Yalova Üniversitesinin ev sahipliğin gerçeleşen 17 AĞUSTOS 1999 DEPREMİ ANMA PROGRAMI kapsamında gerçekleşen etkinlikte konuşmacı olarak katılım sağlayan Prof. Dr. Ali Pınar, 17 Ağustos’ta tek bir depremin değil 5 ayrı 7 büyüklüğünde deprem meydana geldiğini söyledi.
DEPREM ETKİSİ UNUTULMADI
Yalova Üniversitenin 17 Ağustos 1999 depreminin 18. yılının seneyi devriyesi nedeniyle düzenlediği “17 Ağustos 1999 Deprem Şehitlerini Anma” programında Yalova Üniversitesi Rekrörü Prof. Dr. Ali ERBAŞ ve Konuşmacı olarak katılım sağlayan deprem bilimleri uzmanları Prof. Dr. Ali Pınar ve Prof. Dr. Levent Gülen yaptıkları konuşmada özellikle halkın deprem esnasında alacakları önlemler , hayat üçgeni , Deprem öncesi ve sonrası yapılacaklar ve Afet Yönetimi ile ilgili konuları paylaşıldı.
Program istiklala Marşının ardından depremde ölenlerin ruhuna İmam Mücahit Yalçınkaya’nın Kur’anı Kerim okuması ile başladı.

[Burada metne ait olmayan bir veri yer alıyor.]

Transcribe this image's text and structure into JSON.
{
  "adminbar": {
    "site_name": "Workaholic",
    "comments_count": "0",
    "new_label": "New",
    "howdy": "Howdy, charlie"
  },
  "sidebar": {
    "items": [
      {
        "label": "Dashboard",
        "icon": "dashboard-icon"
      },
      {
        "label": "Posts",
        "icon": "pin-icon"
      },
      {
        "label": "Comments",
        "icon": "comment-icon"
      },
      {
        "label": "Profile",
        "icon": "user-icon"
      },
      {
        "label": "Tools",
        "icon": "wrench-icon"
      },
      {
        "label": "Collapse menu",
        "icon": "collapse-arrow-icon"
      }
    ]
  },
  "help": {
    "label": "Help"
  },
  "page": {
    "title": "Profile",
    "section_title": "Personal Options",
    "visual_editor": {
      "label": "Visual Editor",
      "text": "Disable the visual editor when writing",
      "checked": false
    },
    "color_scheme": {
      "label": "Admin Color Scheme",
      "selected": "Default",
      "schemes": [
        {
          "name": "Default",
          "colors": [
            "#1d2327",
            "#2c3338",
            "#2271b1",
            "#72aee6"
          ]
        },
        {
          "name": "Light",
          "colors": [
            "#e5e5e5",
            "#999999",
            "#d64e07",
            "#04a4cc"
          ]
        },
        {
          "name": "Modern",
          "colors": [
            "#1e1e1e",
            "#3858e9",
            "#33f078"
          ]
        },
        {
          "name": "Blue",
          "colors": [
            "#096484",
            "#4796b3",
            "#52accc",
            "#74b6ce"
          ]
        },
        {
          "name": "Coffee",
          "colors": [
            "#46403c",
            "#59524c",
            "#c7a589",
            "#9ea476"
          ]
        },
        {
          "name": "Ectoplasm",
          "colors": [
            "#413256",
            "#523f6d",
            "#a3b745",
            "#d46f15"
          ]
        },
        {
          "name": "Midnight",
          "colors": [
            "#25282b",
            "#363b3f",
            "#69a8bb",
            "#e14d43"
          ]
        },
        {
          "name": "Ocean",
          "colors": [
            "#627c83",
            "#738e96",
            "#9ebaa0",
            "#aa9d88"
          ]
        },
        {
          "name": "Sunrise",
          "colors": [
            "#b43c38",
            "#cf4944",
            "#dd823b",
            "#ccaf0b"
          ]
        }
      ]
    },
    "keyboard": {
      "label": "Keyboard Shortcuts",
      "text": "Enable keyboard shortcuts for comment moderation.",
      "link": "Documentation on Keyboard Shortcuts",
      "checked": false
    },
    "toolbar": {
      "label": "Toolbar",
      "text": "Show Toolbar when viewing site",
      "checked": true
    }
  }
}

Dikey Yapılaşma Yerine Yatay Olarak Yapı Dizayn Edilmeli
Yalova Üniversitesi Rektörü Prof.Dr.Ali Erbaş’ın 18 yıl önce yaşanan deprem afeti sonrasında Yalova’da gerçekleşen yıkım konusunda dinleyicilere ve konuklara bilgi verdi.
Prof.Dr.Erbaş konuşmasında şu konulara işaret etti” Sayın Valim , Kıymetli konuklarımız 17 Ağustos depreminin 18. Yıldönümü vesilesiyle düzenlediğimiz anma programına ve panelimize hoş geldiniz. Bundan yaklaşık olarak 18 yıl önce 17 Ağustos 1999 yılında yaşanan depremde hayatını kaybeden başta Yalovalı hemşerilerimiz olmak üzere tüm hayatını kaybedenleri bir kez daha rahmetle anıyorum. Geride kalanlara uzun ömürler diliyorum Allah’tan bir daha böyle bir acının bir daha yaşanmamasını niyaz ediyorum.
Yaşadığımız bölge Türkiye’nin en kritik ve deprem riski en yüksek deprem bölgesidir bunun farkındayız, bölgemizdeki depremlerin tarihsel sürecine baktığımız da Marmara bölgesinde geçtiğimiz yüzyıl boyunca 1999 depremi ile eşdeğer büyüklükte yıkıcı depremlerin meydana geldiği gözlemlenmektedir. Marmara bölgesinde 1509 büyük İstanbul depremi, , 1766 depremi Marmara depremi, 1894 İstanbul depremi,1943 Hendek depremi,1967 Sakarya depremi, 1999 Marmara depremi, yaşanan bu depremlerin tamamından Yalova’mız az ya da çok etkilenmiştir.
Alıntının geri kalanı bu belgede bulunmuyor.